The Dangers of Curiosity

On the risk, and power, of wondering.

March 31, 2024 • 3 min read


Legends have long warned about the dangers of curiosity. Curiosity led to a bargain with the devil for Faust. Pandora cursed all humanity when she opened a jar full of evils. And we all know what curiosity did to the cat.

In unsafe environments, curiosity really can be dangerous.

An over-curious forager might have eaten unsafe berries, or explored the woods after dark. An inquisitive servant may have opened that door the king insisted he must never open. A ruthless crimelord might not take kindly to his goons’ “five whys”. Legends warning against curiosity arise from a real concern: in a dangerous situation – or organization – it can be much safer to conform than experiment. When people feel unsafe, they are inclined to tread lightly on the well-understood path.

This caution may, at times, be rational. Many situations disincentivize curiosity. However, if you’re trying to do something hard, this can be a serious problem – because great work requires curiosity.

Pandora’s gift

You see, curiosity makes people push. It makes us explore, wonder, and wander; ask, experiment, and reconsider. The curious forge new paths.

Curious people aren’t satisfied with “It’s best practice”. They start ambitious new things, to see if they’re better, then learn from their mistakes. Curious team members are more resilient to change, receive feedback better and make more use of it, and get agitated when they’re not learning – which drives them, over time, to learn very much indeed.

When faced with a problem, curious people are more likely to determine the cause. They’re inclined to develop research questions. “Why” is a powerful systems-thinking tool, and they apply it liberally.

Teams where it’s safe to be curious are also more likely to recognize there’s a problem in the first place. Jeff Bezos likes to say:

When the data and the anecdotes disagree, the anecdotes are usually right.

An incurious – or scared – person tends to take presented data at face value. A curious person, meanwhile, will be annoyed by any discrepancy between what they see and what they hear, then hunt down the truth.

Curiosity drives some to keep trying, even if their first attempt fails, while others write off an uncertain opportunity when they first hit a roadblock.

An LLM that can hallucinate might seem useless to the incurious. Or perhaps it will seem to them as dangerous as Pandora’s jar. But to a curious mind, a stochastic black box full of wonders and a few spikes is catnip. “Might it be useful for this… no? What if we try that, though?”

In time, curiosity and iteration together tend to lead to things that initially seemed impossible.

Yes, please

If all this sounds appealing, and you want to work on a team with other curious people, there are a few things you can do. First, find or build a team with high psychological safety. That is, an environment where people feel safe to try things, ask hard questions, admit mistakes, address disagreements, give feedback, and so on. You know, the opposite of the rule-by-fear crimelord vibe.

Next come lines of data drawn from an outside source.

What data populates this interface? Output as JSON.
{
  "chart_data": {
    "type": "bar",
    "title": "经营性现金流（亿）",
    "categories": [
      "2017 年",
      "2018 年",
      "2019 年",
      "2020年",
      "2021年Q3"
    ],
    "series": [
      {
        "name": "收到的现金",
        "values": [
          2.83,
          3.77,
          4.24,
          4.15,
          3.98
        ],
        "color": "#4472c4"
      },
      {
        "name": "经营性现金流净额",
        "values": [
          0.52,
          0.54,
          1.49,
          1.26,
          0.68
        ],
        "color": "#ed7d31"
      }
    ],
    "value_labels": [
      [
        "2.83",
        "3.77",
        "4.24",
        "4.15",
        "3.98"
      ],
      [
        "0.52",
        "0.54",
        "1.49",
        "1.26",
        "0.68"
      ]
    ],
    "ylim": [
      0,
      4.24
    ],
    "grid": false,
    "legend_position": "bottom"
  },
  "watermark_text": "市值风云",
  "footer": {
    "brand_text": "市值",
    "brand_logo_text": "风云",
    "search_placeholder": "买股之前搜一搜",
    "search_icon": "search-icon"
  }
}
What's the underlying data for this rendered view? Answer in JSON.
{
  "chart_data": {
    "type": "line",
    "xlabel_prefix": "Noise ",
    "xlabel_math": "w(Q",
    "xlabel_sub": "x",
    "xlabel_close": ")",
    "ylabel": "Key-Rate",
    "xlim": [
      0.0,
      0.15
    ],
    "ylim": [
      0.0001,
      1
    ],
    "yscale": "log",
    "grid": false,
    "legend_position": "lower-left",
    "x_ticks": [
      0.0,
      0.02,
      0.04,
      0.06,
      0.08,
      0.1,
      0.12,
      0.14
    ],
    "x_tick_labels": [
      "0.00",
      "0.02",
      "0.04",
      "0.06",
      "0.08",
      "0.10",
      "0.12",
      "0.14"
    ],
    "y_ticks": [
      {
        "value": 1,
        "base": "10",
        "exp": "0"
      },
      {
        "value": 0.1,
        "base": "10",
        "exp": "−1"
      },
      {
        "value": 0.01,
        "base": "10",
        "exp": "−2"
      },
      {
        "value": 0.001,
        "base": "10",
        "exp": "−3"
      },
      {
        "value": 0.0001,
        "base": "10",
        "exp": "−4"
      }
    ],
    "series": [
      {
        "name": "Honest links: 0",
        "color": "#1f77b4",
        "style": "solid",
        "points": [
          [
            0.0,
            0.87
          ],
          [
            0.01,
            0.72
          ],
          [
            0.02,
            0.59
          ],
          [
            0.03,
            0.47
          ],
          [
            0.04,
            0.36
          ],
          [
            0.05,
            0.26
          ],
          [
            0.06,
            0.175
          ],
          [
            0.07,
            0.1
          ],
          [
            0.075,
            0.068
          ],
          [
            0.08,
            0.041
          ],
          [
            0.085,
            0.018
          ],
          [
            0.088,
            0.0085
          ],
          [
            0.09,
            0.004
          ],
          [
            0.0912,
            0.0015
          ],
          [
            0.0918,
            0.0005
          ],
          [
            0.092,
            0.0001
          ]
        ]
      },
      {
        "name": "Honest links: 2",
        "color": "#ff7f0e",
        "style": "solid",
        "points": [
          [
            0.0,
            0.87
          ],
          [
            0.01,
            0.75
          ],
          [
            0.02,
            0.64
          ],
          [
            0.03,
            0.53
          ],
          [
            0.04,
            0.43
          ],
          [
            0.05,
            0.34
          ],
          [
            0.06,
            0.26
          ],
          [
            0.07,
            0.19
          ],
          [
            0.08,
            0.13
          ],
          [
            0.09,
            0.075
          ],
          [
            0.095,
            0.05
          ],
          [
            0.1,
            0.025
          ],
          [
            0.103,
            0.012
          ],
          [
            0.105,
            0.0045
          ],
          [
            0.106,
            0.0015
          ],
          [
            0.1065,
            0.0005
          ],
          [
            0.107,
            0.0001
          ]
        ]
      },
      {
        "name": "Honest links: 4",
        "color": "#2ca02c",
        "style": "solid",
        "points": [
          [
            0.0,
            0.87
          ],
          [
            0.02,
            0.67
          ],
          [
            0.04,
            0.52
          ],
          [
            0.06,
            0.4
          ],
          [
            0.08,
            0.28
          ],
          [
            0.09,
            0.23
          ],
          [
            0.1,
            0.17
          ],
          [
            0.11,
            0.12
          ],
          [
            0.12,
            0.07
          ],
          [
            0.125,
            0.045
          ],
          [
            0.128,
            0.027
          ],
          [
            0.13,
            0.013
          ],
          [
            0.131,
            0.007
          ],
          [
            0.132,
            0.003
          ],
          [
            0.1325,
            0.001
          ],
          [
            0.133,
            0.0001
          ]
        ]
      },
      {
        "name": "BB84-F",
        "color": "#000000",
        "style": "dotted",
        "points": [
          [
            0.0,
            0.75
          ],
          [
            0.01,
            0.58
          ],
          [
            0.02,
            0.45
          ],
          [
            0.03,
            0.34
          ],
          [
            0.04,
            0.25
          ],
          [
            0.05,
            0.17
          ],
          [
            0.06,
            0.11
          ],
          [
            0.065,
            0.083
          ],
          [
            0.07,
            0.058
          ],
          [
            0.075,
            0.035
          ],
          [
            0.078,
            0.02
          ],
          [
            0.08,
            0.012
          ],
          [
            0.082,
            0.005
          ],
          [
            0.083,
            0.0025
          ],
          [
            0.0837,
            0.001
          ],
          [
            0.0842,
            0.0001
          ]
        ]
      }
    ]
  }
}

Another way to find high-curiosity teams is to work at startups. Startups tend to attract the curious, since a startup by definition is an experiment, and they tend to encourage this mindset for the same reason. Many large organizations lose their most curious people as the bureaucracy and fiefdoms set in, and the slowing pace of shipping starts to disincentivize curious explorers.

However you do it, the key idea is to find a place where it pays to be curious, a team of other smart curious people, and a shared sense of purpose. It’s a simple formula. But surprisingly often, this is how you can do the work of legends.